Thank you very much for sharing. Your parents' supportive efforts and insights also support me a little today.

Living the Dream

It breaks my heart - another blow that autism strikes on families. My parents have two grandchildren with autism including our daughter and have no doubt felt their own pain at witnessing their beloved grandchildren's monumental struggle. And yet they have never even hinted about it. Although we live in different cities, they have been there through every intervention, driven the 250 miles between us to watch our other kids when we went across the country for treatment (a few times), agonized over food infractions when we are visiting and so much much more. Most importantly for me they listen and believe in us each time we try some new therapy, school, supplement, diet, etc ... and there have been many. Their loving support has been constant and enduring - they are running the marathon with us and our kids. Many thanks to them and all the grandparents on this journey.

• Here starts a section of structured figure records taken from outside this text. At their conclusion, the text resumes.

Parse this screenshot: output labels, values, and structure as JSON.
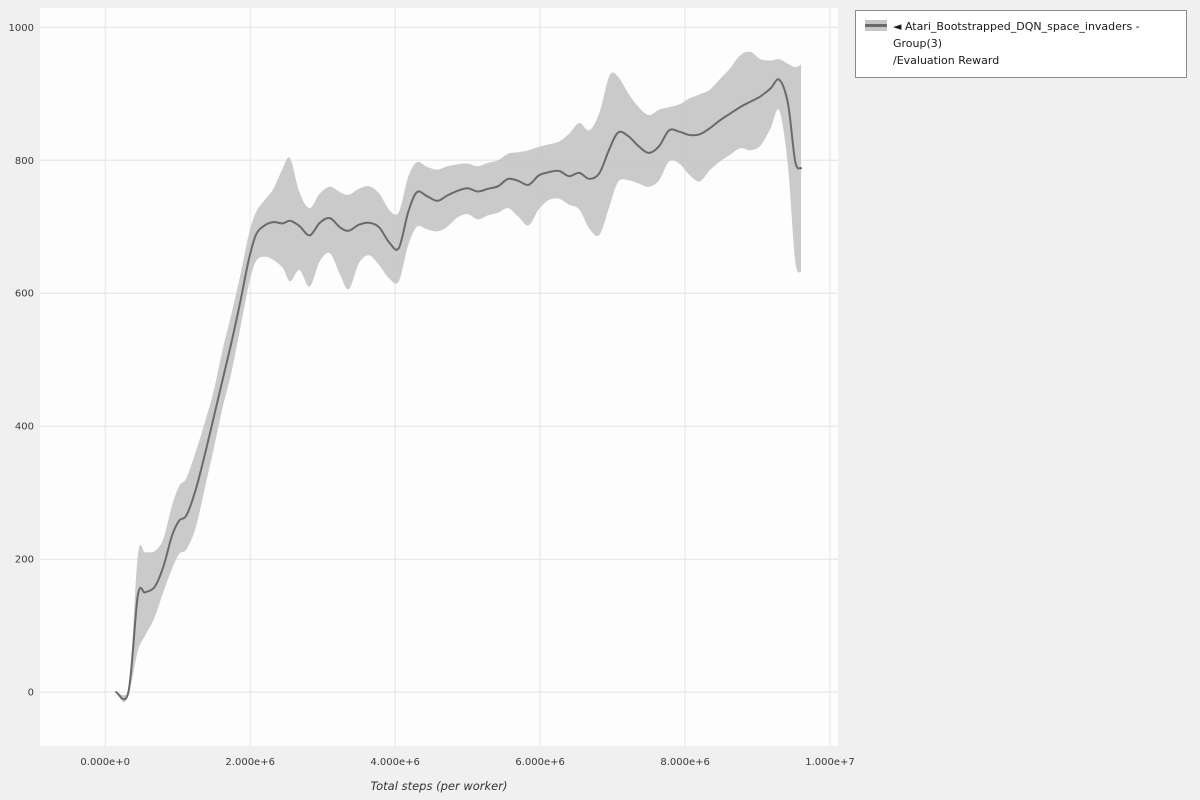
{
  "legend": {
    "items": [
      {
        "label": "◄ Atari_Bootstrapped_DQN_space_invaders - Group(3)",
        "sublabel": "/Evaluation Reward",
        "line_color": "#6a6a6a",
        "band_color": "#c6c6c6"
      }
    ]
  },
  "chart_data": {
    "type": "line",
    "title": "",
    "xlabel": "Total steps (per worker)",
    "ylabel": "",
    "xlim": [
      -900000,
      10110000
    ],
    "ylim": [
      -81,
      1029
    ],
    "grid": true,
    "legend_position": "top-right",
    "x_ticks": [
      {
        "value": 0,
        "label": "0.000e+0"
      },
      {
        "value": 2000000,
        "label": "2.000e+6"
      },
      {
        "value": 4000000,
        "label": "4.000e+6"
      },
      {
        "value": 6000000,
        "label": "6.000e+6"
      },
      {
        "value": 8000000,
        "label": "8.000e+6"
      },
      {
        "value": 10000000,
        "label": "1.000e+7"
      }
    ],
    "y_ticks": [
      {
        "value": 0,
        "label": "0"
      },
      {
        "value": 200,
        "label": "200"
      },
      {
        "value": 400,
        "label": "400"
      },
      {
        "value": 600,
        "label": "600"
      },
      {
        "value": 800,
        "label": "800"
      },
      {
        "value": 1000,
        "label": "1000"
      }
    ],
    "series": [
      {
        "name": "Atari_Bootstrapped_DQN_space_invaders - Group(3)/Evaluation Reward",
        "line_color": "#6a6a6a",
        "band_color": "#c6c6c6",
        "x": [
          150000,
          320000,
          450000,
          550000,
          680000,
          800000,
          920000,
          1020000,
          1120000,
          1250000,
          1380000,
          1500000,
          1620000,
          1740000,
          1860000,
          1980000,
          2080000,
          2200000,
          2320000,
          2450000,
          2550000,
          2680000,
          2820000,
          2960000,
          3100000,
          3240000,
          3360000,
          3500000,
          3640000,
          3780000,
          3920000,
          4050000,
          4180000,
          4300000,
          4440000,
          4580000,
          4720000,
          4860000,
          5000000,
          5140000,
          5280000,
          5420000,
          5560000,
          5700000,
          5840000,
          5980000,
          6120000,
          6260000,
          6400000,
          6540000,
          6680000,
          6820000,
          6960000,
          7080000,
          7220000,
          7360000,
          7500000,
          7640000,
          7780000,
          7920000,
          8060000,
          8200000,
          8340000,
          8480000,
          8620000,
          8760000,
          8900000,
          9040000,
          9180000,
          9300000,
          9420000,
          9520000,
          9600000
        ],
        "mean": [
          0,
          0,
          145,
          150,
          158,
          188,
          235,
          258,
          266,
          305,
          360,
          415,
          470,
          525,
          585,
          650,
          688,
          702,
          707,
          705,
          709,
          701,
          687,
          706,
          713,
          699,
          694,
          703,
          706,
          699,
          676,
          668,
          722,
          752,
          746,
          739,
          747,
          754,
          758,
          753,
          757,
          761,
          772,
          769,
          763,
          777,
          782,
          784,
          776,
          781,
          772,
          781,
          818,
          842,
          836,
          821,
          811,
          821,
          845,
          843,
          838,
          839,
          848,
          860,
          870,
          880,
          888,
          896,
          908,
          921,
          885,
          798,
          788
        ],
        "lower": [
          0,
          0,
          62,
          85,
          112,
          150,
          185,
          208,
          215,
          248,
          310,
          368,
          428,
          480,
          545,
          612,
          648,
          655,
          650,
          638,
          618,
          635,
          610,
          648,
          660,
          628,
          606,
          645,
          657,
          642,
          622,
          618,
          672,
          700,
          696,
          693,
          700,
          714,
          719,
          711,
          717,
          721,
          728,
          715,
          702,
          726,
          740,
          742,
          733,
          726,
          697,
          688,
          732,
          768,
          770,
          765,
          760,
          770,
          798,
          795,
          778,
          768,
          785,
          798,
          808,
          818,
          815,
          822,
          848,
          875,
          790,
          648,
          632
        ],
        "upper": [
          0,
          0,
          205,
          210,
          212,
          230,
          280,
          310,
          322,
          362,
          408,
          455,
          515,
          568,
          625,
          688,
          722,
          740,
          757,
          788,
          803,
          752,
          728,
          750,
          760,
          752,
          748,
          757,
          761,
          750,
          725,
          722,
          775,
          797,
          790,
          786,
          791,
          794,
          795,
          791,
          796,
          800,
          810,
          812,
          815,
          820,
          824,
          828,
          840,
          856,
          845,
          872,
          928,
          925,
          900,
          880,
          868,
          876,
          880,
          884,
          893,
          899,
          906,
          922,
          938,
          958,
          963,
          952,
          950,
          952,
          945,
          940,
          944
        ]
      }
    ]
  }
}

This post really got me. It's hard when we are so overwhelmed to think of others. I'm at the point now where I can look back and wish I had done some things differently but when you are in autopilot in the fight for your childn's life ... it is hard to think about anything else! Beautiful post ...

Michelle O'Neil

Like all stressors, autism can either make relationships closer, or pull them apart. I wish all autism families had the beautiful support you've received from your parents and in-laws. They sound like amazing people.

Maurine Meleck

The hardest thing about being a grandparent raising a child with autism is, of course, being a grandparent raising a child with autism. Kudos to you and your parents and in-laws. Thanks for this post.

Jim Thompson

Your mom’s perspective, in her words, tells us what no scientific study on autism can. This woman’s thoughtful, caring, and intelligent insights surpass all the hypotheses, graphs, tables, and models. Thank you Julie.